Last Bandeirante turboprop operating in Cuba is retired after incident

Embraer aircraft was part of the fleet of state-owned airline Cubana de Aviacion and suffered a landing gear collapse

Among several Russian aircraft, the state-owned airline Cubana de Aviacion also operates some Western planes, including the ATR turboprops and the Embraer Bandeirante commuter aircraft.

The Brazilian aircraft, however, would have left the company’s fleet after the EMB-110 registration CU-T1551 had its front landing gear collapsed.

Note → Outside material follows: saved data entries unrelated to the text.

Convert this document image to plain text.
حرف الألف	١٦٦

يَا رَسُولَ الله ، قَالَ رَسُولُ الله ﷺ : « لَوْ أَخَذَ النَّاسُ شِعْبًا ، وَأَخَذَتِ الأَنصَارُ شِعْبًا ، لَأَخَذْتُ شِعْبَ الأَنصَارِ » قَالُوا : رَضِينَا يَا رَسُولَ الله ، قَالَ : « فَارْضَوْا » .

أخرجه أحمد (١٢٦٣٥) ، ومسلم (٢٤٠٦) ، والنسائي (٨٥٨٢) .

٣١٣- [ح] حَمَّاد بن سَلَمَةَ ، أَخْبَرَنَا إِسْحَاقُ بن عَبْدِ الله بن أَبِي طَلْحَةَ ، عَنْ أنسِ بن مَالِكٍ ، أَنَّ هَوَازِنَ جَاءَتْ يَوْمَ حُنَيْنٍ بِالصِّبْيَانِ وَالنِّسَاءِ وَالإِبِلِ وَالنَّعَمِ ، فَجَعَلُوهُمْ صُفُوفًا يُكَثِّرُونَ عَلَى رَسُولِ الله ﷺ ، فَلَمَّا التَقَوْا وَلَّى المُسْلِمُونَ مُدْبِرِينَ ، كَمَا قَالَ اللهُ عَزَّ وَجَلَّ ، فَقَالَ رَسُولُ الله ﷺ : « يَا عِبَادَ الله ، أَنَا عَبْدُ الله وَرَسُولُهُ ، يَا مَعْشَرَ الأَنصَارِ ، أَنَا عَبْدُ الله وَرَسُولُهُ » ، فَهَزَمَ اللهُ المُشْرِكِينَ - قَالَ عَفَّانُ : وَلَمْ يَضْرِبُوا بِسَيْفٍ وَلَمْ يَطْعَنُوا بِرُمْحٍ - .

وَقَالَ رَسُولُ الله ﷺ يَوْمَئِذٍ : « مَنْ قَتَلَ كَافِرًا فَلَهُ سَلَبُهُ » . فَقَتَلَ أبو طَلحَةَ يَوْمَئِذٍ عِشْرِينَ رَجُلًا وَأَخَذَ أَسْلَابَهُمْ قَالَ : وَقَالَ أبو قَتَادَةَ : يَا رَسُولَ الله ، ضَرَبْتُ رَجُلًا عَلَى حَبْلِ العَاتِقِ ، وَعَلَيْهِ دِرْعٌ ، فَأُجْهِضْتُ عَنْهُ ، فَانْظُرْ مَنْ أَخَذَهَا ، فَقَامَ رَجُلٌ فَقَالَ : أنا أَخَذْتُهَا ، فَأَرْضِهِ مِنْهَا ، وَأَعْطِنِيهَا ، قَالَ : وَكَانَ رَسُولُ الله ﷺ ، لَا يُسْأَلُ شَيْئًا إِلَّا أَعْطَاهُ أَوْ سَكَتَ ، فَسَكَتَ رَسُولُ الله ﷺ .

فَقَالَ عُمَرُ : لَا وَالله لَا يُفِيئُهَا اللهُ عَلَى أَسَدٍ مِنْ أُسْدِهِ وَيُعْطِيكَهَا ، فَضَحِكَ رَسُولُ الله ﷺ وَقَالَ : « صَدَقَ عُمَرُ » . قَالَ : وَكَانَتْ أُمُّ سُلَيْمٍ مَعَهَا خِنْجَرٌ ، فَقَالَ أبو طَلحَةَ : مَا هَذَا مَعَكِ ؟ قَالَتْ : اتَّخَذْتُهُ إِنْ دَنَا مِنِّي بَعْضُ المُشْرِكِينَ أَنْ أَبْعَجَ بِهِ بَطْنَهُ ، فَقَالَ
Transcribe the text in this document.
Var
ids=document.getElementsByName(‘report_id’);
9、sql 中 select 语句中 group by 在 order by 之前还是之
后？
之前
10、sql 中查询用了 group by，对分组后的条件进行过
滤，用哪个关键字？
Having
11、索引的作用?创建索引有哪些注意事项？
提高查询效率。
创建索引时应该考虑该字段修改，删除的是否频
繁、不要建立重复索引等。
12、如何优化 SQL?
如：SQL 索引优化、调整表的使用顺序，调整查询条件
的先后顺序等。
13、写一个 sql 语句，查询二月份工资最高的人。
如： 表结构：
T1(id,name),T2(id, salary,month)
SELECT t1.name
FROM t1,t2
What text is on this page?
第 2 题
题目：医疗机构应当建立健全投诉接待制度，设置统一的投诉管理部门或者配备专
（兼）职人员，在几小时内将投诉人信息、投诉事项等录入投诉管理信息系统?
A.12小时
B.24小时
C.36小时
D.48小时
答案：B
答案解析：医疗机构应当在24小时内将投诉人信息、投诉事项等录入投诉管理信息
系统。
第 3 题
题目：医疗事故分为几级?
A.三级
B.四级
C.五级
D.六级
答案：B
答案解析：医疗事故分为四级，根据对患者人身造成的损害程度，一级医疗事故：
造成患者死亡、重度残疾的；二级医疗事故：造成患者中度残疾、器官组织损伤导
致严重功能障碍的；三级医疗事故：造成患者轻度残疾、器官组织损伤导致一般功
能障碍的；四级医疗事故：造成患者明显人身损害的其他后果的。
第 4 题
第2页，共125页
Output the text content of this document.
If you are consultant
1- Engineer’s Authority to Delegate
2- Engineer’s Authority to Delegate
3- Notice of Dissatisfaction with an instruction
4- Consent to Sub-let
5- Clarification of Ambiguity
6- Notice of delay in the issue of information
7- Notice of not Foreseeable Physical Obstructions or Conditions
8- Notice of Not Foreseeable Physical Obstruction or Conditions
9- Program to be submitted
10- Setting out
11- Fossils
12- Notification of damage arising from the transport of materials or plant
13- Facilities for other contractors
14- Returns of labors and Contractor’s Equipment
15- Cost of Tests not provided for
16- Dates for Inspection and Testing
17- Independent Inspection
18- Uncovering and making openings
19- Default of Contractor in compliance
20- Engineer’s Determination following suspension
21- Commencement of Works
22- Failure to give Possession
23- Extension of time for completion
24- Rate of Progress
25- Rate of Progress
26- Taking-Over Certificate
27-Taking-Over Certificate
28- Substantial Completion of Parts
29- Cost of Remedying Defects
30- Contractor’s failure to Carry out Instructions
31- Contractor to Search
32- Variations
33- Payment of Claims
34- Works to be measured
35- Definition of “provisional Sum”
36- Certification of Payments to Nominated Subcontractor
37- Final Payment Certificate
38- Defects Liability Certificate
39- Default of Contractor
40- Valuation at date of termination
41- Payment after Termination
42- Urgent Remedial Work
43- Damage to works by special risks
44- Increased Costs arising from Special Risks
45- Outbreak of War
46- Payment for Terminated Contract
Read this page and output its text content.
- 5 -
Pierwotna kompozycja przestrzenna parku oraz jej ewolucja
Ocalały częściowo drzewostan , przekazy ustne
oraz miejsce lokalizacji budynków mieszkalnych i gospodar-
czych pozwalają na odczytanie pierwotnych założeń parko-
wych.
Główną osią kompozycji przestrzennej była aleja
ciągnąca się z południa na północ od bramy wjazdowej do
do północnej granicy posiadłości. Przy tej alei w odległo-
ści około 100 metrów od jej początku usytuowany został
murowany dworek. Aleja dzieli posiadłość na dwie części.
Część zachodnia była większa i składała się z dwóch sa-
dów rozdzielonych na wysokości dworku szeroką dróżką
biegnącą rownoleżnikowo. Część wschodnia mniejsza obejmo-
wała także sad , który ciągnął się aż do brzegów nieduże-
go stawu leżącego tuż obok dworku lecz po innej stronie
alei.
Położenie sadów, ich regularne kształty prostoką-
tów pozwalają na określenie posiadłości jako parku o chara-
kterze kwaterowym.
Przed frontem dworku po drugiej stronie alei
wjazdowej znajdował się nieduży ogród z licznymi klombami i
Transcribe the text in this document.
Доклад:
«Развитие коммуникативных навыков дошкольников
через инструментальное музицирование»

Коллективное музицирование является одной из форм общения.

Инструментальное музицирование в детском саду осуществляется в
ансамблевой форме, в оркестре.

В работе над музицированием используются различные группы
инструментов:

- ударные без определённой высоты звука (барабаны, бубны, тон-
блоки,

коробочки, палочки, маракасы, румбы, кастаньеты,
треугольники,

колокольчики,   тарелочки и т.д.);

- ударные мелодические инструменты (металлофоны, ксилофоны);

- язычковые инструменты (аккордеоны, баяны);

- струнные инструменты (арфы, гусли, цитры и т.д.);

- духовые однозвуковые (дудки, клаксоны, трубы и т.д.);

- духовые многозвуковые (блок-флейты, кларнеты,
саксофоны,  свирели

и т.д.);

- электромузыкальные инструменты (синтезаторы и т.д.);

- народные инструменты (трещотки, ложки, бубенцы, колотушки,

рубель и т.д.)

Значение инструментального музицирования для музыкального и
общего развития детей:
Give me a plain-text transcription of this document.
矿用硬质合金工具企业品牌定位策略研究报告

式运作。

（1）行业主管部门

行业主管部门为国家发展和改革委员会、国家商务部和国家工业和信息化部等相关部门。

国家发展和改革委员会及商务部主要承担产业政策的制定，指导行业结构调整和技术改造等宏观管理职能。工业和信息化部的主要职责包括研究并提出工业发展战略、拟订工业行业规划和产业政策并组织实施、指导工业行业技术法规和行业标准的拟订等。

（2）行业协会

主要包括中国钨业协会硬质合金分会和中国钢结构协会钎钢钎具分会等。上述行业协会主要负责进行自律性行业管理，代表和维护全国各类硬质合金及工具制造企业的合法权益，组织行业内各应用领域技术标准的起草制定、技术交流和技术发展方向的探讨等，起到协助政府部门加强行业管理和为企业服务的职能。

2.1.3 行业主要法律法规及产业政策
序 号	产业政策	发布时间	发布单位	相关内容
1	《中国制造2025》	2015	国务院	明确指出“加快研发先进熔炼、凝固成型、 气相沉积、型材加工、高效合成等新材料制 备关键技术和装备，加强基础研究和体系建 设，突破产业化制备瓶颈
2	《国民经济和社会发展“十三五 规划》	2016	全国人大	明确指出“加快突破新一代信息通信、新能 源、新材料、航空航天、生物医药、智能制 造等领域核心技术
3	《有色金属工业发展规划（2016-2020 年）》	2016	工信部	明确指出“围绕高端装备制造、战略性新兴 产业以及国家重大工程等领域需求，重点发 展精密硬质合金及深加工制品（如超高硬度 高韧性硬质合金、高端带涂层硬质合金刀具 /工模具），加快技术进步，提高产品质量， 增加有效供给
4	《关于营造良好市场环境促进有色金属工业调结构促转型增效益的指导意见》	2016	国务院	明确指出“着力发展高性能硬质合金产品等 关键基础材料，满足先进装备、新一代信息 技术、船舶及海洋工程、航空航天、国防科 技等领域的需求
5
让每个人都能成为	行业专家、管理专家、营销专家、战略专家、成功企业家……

The incident took place at Havana’s José Martí International Airport on April 27 as the plane was being towed away by maintenance personnel, sources told CiberCuba.

Images of Bandeirante appeared last week on social media. According to outlets covering the country’s news, the plane was eventually taken out of service.

Another EMB-110 aircraft from Cubana made a belly landing in 2020 (ACCI)

Airplanes made in the 1970s

The EMB-110 Bandeirante, a twin-engine turboprop for up to 19 passengers, was the first aircraft designed by Embraer and began production in the 1970s.

The three turboprops that flew by Cubana Aviación were originally manufactured for the defunct airlines Rio-Sul and TABA, which operated regional flights subsidized by the Brazilian government.

In 2006, the three aircraft were acquired by the Cuban company Aero Caribbean and later transferred to Cubana. Interestingly, the other two Bandeirantes from Cubana had similar incidents to last week, but during landing.

The most recent episode took place on November 28, 2020 when the EMB-110 registration CU-T1541 made a belly landing in Havana with 15 passengers and four crew on board – there were no injuries, but the plane can no longer be used.